Michigan Theatre Board Resignations Mark a Necessary First Step
by Chris Peterson
For months, the situation at the Michigan Theatre in Jackson, MI, has felt like one of those community theatre governance nightmares, where everyone outside the room can see the problem long before those inside are willing to admit it.
Now, with reported resignations from board chair Nan Whitmore and Kathryn Snyder as a lawsuit remains pending, I’ll just say it plainly: good.
Not because I take joy in any theatre being dragged through public conflict. I don’t. Community theatres are fragile enough without boardroom chaos, legal battles, and the kind of internal drama that makes people wonder whether they should donate, volunteer, audition, or even buy a ticket. But sometimes, accountability has to arrive before healing can begin.
This entire mess has centered around the abrupt removal of longtime executive director Steve Tucker, whose leadership, by all accounts, meant a great deal to the theatre and the Jackson community.

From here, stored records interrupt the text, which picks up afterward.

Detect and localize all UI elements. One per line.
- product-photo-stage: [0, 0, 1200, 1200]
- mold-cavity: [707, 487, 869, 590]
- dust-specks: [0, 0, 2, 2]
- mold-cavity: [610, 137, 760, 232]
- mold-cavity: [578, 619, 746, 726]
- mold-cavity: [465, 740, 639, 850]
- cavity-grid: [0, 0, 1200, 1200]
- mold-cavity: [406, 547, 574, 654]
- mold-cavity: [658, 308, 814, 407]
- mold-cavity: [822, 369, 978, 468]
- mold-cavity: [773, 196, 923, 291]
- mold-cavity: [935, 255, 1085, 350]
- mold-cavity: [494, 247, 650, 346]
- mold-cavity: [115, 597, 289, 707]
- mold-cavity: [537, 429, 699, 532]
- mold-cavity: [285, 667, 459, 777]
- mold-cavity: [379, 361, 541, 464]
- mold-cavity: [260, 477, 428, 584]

His departure did not go smoothly. It landed like a rupture. People were angry. Volunteers spoke out. Supporters questioned what happened. And eventually, nearly 60 members were involved in a lawsuit seeking to remove board leadership.

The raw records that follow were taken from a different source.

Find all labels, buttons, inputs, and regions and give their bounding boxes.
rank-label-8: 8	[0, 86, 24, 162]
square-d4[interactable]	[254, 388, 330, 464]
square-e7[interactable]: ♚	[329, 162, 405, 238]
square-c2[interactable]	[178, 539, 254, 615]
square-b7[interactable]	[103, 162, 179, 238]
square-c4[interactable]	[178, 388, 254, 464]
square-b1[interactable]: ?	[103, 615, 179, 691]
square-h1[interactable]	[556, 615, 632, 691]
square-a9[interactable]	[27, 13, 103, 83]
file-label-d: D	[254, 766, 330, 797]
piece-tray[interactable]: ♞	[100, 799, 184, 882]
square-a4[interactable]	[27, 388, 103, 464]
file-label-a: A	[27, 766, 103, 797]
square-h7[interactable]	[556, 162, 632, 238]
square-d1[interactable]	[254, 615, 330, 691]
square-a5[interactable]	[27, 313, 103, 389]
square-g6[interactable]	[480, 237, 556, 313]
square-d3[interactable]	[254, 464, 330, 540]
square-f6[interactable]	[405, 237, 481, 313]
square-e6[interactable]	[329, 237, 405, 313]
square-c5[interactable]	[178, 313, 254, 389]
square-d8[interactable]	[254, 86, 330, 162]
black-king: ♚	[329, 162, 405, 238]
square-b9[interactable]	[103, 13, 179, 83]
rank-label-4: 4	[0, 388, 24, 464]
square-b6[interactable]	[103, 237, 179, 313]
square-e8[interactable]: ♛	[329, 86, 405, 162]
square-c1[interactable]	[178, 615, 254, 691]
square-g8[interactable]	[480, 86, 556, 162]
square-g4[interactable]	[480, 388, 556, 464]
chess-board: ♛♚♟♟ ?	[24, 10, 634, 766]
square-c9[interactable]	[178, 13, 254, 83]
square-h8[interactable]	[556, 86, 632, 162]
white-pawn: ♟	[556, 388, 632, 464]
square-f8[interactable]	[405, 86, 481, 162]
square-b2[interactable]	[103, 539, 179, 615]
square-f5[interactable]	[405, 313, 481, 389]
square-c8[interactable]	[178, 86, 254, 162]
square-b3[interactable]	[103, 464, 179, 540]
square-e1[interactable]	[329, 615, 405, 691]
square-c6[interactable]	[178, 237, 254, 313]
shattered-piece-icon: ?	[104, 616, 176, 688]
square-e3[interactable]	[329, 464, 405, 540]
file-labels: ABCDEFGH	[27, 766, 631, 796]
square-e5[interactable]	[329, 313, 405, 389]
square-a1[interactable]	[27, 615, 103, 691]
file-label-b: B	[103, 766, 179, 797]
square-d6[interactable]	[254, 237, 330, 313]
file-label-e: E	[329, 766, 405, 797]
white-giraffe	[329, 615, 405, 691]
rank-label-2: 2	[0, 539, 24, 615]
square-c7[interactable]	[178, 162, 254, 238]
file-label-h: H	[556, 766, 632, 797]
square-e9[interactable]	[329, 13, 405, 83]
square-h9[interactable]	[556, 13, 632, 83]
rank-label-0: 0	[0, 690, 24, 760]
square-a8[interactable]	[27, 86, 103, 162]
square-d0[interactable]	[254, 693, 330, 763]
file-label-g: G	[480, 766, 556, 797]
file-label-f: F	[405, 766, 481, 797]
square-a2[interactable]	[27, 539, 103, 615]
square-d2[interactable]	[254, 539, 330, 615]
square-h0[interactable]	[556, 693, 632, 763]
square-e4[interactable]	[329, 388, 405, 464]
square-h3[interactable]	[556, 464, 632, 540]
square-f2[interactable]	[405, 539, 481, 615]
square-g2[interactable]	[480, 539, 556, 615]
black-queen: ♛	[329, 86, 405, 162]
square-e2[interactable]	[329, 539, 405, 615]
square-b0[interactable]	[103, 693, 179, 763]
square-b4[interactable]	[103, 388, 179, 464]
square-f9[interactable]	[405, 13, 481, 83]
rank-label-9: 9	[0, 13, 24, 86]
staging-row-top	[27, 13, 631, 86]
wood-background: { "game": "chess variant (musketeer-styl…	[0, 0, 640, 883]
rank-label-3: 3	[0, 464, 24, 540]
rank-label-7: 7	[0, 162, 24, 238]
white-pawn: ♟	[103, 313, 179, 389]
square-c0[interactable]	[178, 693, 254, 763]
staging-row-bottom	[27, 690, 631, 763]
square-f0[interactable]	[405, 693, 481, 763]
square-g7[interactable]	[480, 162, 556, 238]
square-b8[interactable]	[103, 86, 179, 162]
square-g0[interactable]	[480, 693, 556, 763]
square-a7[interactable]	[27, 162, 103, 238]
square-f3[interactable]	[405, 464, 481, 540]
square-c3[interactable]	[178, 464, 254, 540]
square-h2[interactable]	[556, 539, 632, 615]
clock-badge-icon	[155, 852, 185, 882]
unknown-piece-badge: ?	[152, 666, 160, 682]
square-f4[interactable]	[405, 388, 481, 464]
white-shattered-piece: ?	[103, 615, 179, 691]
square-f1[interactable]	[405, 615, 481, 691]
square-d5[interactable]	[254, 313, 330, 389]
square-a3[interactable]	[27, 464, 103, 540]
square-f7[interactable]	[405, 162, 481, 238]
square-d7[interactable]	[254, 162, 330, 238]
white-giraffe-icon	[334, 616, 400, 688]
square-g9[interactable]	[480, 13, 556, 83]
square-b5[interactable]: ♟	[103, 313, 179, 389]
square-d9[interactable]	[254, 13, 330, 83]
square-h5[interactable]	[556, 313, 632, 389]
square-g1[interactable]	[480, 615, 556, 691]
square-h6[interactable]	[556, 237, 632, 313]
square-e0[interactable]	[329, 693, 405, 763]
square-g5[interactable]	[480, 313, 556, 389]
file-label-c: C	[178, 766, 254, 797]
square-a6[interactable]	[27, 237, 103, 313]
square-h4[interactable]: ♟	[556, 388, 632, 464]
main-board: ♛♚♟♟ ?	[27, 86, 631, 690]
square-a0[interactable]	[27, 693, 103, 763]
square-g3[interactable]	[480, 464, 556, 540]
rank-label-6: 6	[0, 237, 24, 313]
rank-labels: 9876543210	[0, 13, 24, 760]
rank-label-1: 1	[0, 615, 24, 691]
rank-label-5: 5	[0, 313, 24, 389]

That does not happen because of a small misunderstanding. That happens when trust has been broken so badly that people feel they have no other option.

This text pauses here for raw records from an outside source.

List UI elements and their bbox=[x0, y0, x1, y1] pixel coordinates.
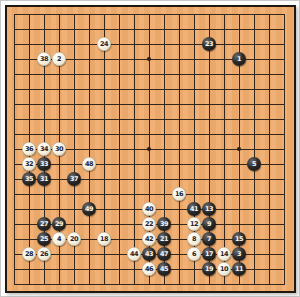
stone-white-30: 30 bbox=[52, 142, 66, 156]
stone-black-29: 29 bbox=[52, 217, 66, 231]
stone-black-3: 3 bbox=[232, 247, 246, 261]
stone-white-28: 28 bbox=[22, 247, 36, 261]
stone-black-21: 21 bbox=[157, 232, 171, 246]
stone-black-9: 9 bbox=[202, 217, 216, 231]
star-point bbox=[237, 147, 241, 151]
stone-white-6: 6 bbox=[187, 247, 201, 261]
stone-black-11: 11 bbox=[232, 262, 246, 276]
stone-white-20: 20 bbox=[67, 232, 81, 246]
stone-white-12: 12 bbox=[187, 217, 201, 231]
stone-black-31: 31 bbox=[37, 172, 51, 186]
stone-black-7: 7 bbox=[202, 232, 216, 246]
stone-white-44: 44 bbox=[127, 247, 141, 261]
stone-black-45: 45 bbox=[157, 262, 171, 276]
stone-black-5: 5 bbox=[247, 157, 261, 171]
stone-white-14: 14 bbox=[217, 247, 231, 261]
stone-black-41: 41 bbox=[187, 202, 201, 216]
stone-white-18: 18 bbox=[97, 232, 111, 246]
stone-black-47: 47 bbox=[157, 247, 171, 261]
stone-black-35: 35 bbox=[22, 172, 36, 186]
stone-black-23: 23 bbox=[202, 37, 216, 51]
stone-white-40: 40 bbox=[142, 202, 156, 216]
stone-black-19: 19 bbox=[202, 262, 216, 276]
go-board: 1234567891011121314151617181920212223242… bbox=[5, 5, 296, 293]
stone-white-16: 16 bbox=[172, 187, 186, 201]
stone-white-46: 46 bbox=[142, 262, 156, 276]
star-point bbox=[147, 57, 151, 61]
page-background: 1234567891011121314151617181920212223242… bbox=[0, 0, 300, 297]
stone-black-25: 25 bbox=[37, 232, 51, 246]
stone-white-24: 24 bbox=[97, 37, 111, 51]
stone-black-43: 43 bbox=[142, 247, 156, 261]
stone-black-37: 37 bbox=[67, 172, 81, 186]
stone-white-38: 38 bbox=[37, 52, 51, 66]
stone-white-8: 8 bbox=[187, 232, 201, 246]
stone-white-32: 32 bbox=[22, 157, 36, 171]
stone-white-34: 34 bbox=[37, 142, 51, 156]
stone-black-27: 27 bbox=[37, 217, 51, 231]
board-grid[interactable]: 1234567891011121314151617181920212223242… bbox=[14, 14, 285, 285]
stone-white-26: 26 bbox=[37, 247, 51, 261]
stone-black-39: 39 bbox=[157, 217, 171, 231]
stone-white-36: 36 bbox=[22, 142, 36, 156]
stone-black-13: 13 bbox=[202, 202, 216, 216]
stone-black-1: 1 bbox=[232, 52, 246, 66]
stone-white-4: 4 bbox=[52, 232, 66, 246]
stone-white-42: 42 bbox=[142, 232, 156, 246]
stone-black-15: 15 bbox=[232, 232, 246, 246]
stone-black-49: 49 bbox=[82, 202, 96, 216]
stone-black-33: 33 bbox=[37, 157, 51, 171]
stone-white-22: 22 bbox=[142, 217, 156, 231]
stone-black-17: 17 bbox=[202, 247, 216, 261]
stone-white-48: 48 bbox=[82, 157, 96, 171]
star-point bbox=[147, 147, 151, 151]
stone-white-2: 2 bbox=[52, 52, 66, 66]
stone-white-10: 10 bbox=[217, 262, 231, 276]
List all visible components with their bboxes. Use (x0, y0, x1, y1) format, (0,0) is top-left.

And this is where theatre boards everywhere should pay attention. A nonprofit theatre is not a private kingdom. It is not a vanity project for whoever happens to hold the gavel at the moment. It belongs, in every meaningful sense, to the community that keeps it alive. The donors. The staff. The artists. The patrons who keep coming back because they believe the building matters.
When leadership forgets that, things fall apart fast.
The sad part is that none of this needed to get this ugly. Strong leadership could have communicated clearly. Instead, the situation escalated into exactly the kind of public institutional crisis that damages a theatre’s reputation far beyond one personnel decision. So yes, these resignations feel like a necessary step.
The Michigan Theatre still has work to do. Trust has to be rebuilt. The Jackson community deserves transparency. The next leaders need to understand that stewardship requires humility, not just authority.
But for the first time in a while, this feels like movement in the right direction.